Chess tactics: Simple tips for novices on end games

In the game of chess, the most important stage is the end game stage, where you will say checkmate or hear checkmate from the opponent.

In other words, the Endgame is solely about trying to employ various chess tactics to force a Checkmate against another player. This is made possible by a player centralizing all of their remaining pieces, putting them within striking positions against their opponent. Another key strategy is working toward the promotion of Pawns, for when these Pawns can reach the other end of the board, they can be made into Queens and with these Queens, a Checkmate is easily possible. Knowing a smart endgame will only help in winning a game of Chess, but it is also key to fully understand every stage of the game.   A player is required to  employ effective endgame tactics in order to achieve the desired result of saying checkmate to the opponent or agreeing for a draw, and definitely avoiding a checkmate from the opponent.

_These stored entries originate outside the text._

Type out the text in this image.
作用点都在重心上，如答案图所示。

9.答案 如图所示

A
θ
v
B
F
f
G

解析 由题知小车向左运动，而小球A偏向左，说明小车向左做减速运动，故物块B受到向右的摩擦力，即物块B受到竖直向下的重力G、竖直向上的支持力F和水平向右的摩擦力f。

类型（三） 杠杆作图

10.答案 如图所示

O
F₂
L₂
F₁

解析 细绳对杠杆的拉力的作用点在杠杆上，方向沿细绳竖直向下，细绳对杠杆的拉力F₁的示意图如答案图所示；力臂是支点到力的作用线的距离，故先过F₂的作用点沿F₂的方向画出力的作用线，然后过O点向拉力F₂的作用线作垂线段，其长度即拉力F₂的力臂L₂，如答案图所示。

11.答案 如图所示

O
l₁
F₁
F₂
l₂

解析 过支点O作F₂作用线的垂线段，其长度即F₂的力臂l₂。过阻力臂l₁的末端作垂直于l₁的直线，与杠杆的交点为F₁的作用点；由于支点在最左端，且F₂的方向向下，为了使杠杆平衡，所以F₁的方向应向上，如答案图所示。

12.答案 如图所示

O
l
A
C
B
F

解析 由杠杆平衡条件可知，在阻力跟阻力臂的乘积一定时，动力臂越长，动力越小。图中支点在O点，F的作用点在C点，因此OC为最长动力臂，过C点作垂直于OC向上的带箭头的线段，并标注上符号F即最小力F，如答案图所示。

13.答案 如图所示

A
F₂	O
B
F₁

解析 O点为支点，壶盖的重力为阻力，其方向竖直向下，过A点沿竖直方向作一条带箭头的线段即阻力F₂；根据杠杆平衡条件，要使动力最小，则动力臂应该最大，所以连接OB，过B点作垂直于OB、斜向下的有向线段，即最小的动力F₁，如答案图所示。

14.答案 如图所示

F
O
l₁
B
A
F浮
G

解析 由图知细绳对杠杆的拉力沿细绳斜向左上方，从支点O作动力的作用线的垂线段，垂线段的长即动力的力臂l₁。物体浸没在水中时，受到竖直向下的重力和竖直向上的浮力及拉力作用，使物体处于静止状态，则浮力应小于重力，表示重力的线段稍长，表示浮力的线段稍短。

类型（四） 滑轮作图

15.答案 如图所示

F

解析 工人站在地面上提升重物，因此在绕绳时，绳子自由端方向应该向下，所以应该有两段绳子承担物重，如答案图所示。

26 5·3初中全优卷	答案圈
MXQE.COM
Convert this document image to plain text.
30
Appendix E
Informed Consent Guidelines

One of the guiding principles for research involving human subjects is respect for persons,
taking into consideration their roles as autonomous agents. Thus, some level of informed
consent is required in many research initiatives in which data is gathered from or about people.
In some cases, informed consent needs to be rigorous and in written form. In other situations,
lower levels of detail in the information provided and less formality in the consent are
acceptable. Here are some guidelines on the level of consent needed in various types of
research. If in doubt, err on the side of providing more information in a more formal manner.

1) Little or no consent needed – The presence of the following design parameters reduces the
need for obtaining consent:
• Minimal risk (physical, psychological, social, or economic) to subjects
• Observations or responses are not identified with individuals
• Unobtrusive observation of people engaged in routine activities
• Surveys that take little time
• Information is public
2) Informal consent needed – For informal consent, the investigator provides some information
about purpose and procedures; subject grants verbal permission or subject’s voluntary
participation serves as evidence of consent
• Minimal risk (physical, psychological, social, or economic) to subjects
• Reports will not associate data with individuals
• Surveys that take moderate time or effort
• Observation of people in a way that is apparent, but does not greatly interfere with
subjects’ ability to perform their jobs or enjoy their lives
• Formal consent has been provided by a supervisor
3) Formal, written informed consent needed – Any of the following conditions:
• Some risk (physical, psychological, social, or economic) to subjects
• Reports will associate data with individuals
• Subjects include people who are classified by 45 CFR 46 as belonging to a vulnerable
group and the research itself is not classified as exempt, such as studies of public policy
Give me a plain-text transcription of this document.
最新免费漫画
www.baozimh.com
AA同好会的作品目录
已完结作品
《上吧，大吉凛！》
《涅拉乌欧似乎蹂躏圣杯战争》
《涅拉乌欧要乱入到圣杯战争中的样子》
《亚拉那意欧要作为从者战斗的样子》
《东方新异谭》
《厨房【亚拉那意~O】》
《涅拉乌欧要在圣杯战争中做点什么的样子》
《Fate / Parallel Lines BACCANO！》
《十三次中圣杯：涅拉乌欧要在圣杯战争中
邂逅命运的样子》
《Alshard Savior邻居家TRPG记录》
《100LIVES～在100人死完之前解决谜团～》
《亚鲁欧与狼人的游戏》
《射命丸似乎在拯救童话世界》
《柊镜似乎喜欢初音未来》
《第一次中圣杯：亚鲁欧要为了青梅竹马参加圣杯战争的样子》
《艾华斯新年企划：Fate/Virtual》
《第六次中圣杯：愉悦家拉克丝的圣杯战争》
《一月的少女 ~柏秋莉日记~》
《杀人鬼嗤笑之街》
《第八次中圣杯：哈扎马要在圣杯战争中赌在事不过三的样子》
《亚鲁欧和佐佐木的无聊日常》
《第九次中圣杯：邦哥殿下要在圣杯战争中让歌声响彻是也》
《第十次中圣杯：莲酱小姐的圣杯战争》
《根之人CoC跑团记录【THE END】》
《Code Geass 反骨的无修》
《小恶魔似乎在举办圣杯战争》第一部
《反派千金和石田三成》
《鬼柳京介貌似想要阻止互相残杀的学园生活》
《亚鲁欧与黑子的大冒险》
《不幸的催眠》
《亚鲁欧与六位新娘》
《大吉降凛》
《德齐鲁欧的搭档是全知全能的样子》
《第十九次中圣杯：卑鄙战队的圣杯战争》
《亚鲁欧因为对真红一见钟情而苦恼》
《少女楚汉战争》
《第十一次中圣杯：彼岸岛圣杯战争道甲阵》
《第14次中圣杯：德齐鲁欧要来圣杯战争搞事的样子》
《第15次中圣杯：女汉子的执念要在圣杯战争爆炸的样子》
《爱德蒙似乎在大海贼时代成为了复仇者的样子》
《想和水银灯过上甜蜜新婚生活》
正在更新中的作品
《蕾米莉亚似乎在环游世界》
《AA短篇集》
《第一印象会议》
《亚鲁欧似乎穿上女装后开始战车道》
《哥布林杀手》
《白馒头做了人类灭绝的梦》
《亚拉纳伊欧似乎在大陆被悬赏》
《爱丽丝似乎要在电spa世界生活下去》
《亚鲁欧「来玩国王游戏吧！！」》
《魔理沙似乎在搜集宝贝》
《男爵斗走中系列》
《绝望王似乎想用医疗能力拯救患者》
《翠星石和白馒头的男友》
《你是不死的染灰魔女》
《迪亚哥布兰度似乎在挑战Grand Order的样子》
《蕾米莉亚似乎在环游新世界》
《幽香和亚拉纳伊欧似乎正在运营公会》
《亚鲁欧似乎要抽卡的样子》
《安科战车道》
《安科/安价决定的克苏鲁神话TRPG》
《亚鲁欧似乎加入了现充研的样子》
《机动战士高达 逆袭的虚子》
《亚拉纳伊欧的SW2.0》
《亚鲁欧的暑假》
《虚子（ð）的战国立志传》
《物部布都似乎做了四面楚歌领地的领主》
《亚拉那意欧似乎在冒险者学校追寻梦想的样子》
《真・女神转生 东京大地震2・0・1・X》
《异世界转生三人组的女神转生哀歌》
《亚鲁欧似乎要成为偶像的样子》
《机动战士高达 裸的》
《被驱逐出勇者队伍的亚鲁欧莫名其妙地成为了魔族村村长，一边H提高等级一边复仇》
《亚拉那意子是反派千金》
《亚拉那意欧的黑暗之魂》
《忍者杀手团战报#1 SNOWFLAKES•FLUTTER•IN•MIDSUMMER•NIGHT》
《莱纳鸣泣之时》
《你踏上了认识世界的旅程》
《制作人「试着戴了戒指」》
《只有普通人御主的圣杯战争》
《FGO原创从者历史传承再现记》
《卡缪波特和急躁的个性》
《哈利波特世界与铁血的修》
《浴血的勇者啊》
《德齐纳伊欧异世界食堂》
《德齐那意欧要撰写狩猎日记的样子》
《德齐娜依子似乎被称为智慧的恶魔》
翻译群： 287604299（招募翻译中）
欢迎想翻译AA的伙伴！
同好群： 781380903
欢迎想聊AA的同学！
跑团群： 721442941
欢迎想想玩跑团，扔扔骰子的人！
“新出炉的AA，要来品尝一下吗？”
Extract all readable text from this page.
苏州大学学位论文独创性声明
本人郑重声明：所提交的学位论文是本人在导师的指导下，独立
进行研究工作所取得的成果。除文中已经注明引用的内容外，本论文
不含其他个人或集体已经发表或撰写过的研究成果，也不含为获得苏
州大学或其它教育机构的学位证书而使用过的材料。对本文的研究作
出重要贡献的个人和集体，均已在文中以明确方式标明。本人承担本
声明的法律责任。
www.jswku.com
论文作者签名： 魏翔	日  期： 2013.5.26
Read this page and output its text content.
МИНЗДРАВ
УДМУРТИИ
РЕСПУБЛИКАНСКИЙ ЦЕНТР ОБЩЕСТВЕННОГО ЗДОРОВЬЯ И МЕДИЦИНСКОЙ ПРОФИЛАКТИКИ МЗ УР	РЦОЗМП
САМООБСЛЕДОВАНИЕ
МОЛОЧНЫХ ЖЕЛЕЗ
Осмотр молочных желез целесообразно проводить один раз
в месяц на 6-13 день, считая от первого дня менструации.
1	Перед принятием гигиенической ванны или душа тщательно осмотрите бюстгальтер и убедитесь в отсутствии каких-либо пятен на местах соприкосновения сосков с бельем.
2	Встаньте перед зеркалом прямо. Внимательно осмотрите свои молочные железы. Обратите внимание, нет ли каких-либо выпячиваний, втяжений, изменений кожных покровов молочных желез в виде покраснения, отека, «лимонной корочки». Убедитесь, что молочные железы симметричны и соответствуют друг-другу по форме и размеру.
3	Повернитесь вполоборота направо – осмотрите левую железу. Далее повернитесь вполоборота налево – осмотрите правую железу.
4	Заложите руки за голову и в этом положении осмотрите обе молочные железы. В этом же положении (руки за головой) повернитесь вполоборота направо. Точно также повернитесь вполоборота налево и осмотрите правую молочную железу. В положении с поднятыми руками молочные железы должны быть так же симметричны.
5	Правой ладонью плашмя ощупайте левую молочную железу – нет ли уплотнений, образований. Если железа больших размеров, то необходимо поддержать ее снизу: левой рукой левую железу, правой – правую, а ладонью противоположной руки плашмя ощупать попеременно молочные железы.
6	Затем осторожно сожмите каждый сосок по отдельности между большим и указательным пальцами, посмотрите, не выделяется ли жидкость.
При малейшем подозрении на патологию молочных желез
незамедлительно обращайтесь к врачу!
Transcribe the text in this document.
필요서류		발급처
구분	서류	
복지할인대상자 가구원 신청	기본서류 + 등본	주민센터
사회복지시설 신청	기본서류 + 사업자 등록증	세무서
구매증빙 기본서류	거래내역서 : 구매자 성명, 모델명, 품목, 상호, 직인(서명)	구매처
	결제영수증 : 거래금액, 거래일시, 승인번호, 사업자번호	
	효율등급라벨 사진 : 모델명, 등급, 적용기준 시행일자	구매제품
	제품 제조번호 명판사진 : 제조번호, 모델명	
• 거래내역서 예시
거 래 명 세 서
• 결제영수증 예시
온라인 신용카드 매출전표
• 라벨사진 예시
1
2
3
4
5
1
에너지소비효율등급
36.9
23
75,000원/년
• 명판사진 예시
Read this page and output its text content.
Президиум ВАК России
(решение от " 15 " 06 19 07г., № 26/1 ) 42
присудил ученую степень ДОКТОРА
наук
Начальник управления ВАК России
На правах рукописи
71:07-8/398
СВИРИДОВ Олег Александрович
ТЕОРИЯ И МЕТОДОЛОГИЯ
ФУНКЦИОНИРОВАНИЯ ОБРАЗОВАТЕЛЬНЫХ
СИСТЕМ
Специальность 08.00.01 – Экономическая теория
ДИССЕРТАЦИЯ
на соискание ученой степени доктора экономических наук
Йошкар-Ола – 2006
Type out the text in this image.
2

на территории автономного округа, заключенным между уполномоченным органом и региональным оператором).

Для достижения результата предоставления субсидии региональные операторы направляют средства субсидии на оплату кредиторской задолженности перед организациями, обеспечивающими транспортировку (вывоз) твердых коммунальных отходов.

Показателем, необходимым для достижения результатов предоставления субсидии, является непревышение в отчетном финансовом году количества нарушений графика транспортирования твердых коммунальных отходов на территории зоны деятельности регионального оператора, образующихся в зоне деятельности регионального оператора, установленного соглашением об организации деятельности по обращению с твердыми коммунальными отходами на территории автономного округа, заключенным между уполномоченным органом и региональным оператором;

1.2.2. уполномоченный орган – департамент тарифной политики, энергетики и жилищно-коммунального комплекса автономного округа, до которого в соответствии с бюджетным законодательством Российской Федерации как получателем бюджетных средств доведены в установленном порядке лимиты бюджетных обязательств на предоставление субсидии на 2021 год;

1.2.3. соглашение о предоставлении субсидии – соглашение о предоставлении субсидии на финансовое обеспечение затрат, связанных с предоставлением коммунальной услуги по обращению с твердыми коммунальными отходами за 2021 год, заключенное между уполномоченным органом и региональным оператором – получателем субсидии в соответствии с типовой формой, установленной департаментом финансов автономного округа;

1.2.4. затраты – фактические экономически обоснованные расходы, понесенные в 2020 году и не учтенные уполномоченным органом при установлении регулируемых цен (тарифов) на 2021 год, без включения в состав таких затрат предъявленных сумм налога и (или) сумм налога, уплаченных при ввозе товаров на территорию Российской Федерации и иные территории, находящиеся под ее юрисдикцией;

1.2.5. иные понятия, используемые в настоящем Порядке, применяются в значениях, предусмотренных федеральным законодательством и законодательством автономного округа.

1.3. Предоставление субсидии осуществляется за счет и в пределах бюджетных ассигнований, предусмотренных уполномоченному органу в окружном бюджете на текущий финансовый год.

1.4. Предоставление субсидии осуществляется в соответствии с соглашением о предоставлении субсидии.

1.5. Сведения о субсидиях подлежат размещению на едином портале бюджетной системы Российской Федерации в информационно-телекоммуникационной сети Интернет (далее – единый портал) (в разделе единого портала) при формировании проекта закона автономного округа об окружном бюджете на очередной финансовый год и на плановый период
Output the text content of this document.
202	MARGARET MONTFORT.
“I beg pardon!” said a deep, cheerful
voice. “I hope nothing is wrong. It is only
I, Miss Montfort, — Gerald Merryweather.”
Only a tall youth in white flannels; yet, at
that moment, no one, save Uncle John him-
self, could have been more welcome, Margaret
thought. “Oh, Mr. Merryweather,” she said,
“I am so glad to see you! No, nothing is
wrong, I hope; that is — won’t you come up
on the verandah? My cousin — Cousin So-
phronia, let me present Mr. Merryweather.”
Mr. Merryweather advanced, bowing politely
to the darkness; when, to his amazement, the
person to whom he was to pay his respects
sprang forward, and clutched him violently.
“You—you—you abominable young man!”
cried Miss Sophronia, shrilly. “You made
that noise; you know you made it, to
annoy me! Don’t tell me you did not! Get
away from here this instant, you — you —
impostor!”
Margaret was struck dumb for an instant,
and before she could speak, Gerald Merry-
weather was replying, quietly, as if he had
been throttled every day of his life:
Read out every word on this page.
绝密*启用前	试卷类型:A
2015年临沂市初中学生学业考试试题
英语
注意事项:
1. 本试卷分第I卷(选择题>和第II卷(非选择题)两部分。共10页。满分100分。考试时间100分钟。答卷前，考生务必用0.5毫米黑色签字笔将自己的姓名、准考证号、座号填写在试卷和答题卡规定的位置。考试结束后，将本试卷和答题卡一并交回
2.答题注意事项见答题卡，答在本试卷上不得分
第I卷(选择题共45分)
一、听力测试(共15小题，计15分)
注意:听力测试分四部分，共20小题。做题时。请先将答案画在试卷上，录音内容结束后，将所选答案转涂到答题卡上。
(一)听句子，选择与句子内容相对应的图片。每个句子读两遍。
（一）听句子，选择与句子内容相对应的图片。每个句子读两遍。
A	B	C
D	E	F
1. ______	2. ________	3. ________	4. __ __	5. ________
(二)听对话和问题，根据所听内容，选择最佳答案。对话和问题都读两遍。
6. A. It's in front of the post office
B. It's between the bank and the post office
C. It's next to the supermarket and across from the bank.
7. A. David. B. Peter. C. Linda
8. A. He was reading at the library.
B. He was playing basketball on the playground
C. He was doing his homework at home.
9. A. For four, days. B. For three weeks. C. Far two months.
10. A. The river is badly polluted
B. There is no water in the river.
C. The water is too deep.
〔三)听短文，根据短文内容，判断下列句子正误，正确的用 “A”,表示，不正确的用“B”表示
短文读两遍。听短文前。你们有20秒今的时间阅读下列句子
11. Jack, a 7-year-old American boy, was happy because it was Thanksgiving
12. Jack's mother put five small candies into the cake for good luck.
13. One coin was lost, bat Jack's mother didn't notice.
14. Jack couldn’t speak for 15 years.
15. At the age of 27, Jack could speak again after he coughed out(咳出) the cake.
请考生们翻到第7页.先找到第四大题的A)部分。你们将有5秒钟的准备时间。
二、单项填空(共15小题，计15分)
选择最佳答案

In the endgame, Pawns and Kings become important as both sides try to promote their Pawns.

Since the King is the most important piece in the game of chess, in the endgames, it is always advantageous to move the king to the center of the board.  When placed in the center the king can go to the kingside or to the queenside just depending on the situation. Fight with your king for every single center square! This reduces the activity of the enemy king. Don’t give the enemy king a sunny place in the center.

Pawns should remain protected by pieces and all troups should protect each other somehow. Revitalize bad placed pieces. Don’t move the king to the edge of the board as it loses its fighting potential.

Players with more pieces left on the board have an advantage.  Keep the army together and don’t split up its forces. If a single pawn runs ahead unprotected right into the enemy camp it will become weak and will be lost sooner or later.

Move your rook into an aggressive position. To have a well placed rook does usually not decide a middle game, but in the endgame such a small advantage can win the game. This is equally true for the other pieces. To show a pure materialistic attitude and hang on to attacked pawns and protect them at all cost, even if your pieces are placed in very defensive positions, will cost you the game as this is not the right chess endgame strategy.Place your rook behind your own pawn or behind the enemy pawn.
If you have a badly placed rook but have the chance to sacrifice a pawn to place your rook actively, you should do that in general. But you have to evaluate the degree of activity that your rooks gains. If the activity of your rook is largely increased you should sacrifice the pawn.

Controlling the time used by each move becomes important as fewer pieces remain. Sometimes a player may seem to have a tactical advantage but not enough pieces left to force a result. When this occurs the game is considered a draw due to insufficient material.